The options are nearly limitless when it comes to picking a material to build a deck. Wood and plastic are two popular choices that homeowners struggle with. Before you decide to go with either, evaluate several factors. Questions such as the budget you have, the location of the deck, its applications, size and style all need answers before you can make a final choice. The material you pick will determine the durability, appearance and comfort levels of a deck, making it essential to weigh the pros and cons of each. So, should you opt for plastic or wood?
Plastic as a decking material is very low maintenance since it does not contain wood fibres or fillers. It means that even with exposure to moisture, there is no chance of water sipping through the material. The lack of wood fibres also prevents the growth of mould in the deck, which makes it highly resistant to decay. If you are building a deck in an area where it is bound to get wet, say near a swimming pool, plastic is an ideal choice. Another plus point for plastic is that it does not splinter, which is a common concern with decking material. Lack of splintering allows you to walk on a deck barefooted, and it also is safe for children. Timbertech plastic decking is stain-resistant, thus, adding to its trait as a low-maintenance deck material.
With this decking material, you can get plastic lumber, which is 100% plastic (virgin or recycled), or composite that contains components of wood fibres. Composite decking offers the advantage of very quick installation. Even with its benefits, though, plastic still presents some challenges. Typically, manufacturers sell it as part of a system; and so, the installation process has to be precise, consequently requiring the expertise of a professional. Another downside you may experience with a plastic deck is that when the temperatures are too high, the surface can get very hot, making it uncomfortable to walk on if you have no shoes on.
Wood PT Lumber
Wood decking material provides incredible versatility with pressure treated lumber being a leading choice. Even with other decking materials, PT lumber is still utilised on the beams, joists and posts. Pressure treated wood is widely available; and therefore, affordable. It is also treated chemically to resist fungus, decay and bugs. One shortcoming of the material is its dimensional instability that leaves it susceptible to warping, swelling, splitting and cracking.
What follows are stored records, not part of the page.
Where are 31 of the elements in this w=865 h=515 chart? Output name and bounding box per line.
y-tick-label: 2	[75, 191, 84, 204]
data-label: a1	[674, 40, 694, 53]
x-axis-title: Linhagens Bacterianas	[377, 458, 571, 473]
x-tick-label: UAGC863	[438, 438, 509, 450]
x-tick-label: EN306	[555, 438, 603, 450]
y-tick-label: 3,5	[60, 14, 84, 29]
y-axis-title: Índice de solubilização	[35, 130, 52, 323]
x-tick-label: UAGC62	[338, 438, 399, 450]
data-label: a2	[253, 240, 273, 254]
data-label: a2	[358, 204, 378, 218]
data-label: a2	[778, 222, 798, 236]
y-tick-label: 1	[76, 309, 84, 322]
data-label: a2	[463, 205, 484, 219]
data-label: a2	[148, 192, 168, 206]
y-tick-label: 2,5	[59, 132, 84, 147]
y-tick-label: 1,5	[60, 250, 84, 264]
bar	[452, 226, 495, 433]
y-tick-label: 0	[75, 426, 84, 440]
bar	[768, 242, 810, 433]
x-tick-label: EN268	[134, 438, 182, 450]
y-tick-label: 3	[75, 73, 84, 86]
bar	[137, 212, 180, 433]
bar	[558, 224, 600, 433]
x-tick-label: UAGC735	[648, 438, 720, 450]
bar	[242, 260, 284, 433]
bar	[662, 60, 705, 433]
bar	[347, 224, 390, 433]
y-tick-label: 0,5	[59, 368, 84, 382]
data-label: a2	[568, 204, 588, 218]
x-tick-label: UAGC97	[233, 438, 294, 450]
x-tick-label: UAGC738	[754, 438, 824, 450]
Tropical hardwoods are making quite a splash in the decking market with their extreme durability, high density and natural resistance to rot. If you are going for that real wood deck, and cost is not an issue, then tropical hardwoods are a sound investment. Even with the variety of species, it can be hard to find a tropical hardwood supplier because they are rare exports.
Redwood & Red Cedar
For a deck that offers a naturally gorgeous look, redwood and Red Cedar are common choices. Both are resistant to harsh weather and provide more resilience against splitting and warping than PT lumber. The cost depends on the grade of the wood, which differs across a broad spectrum.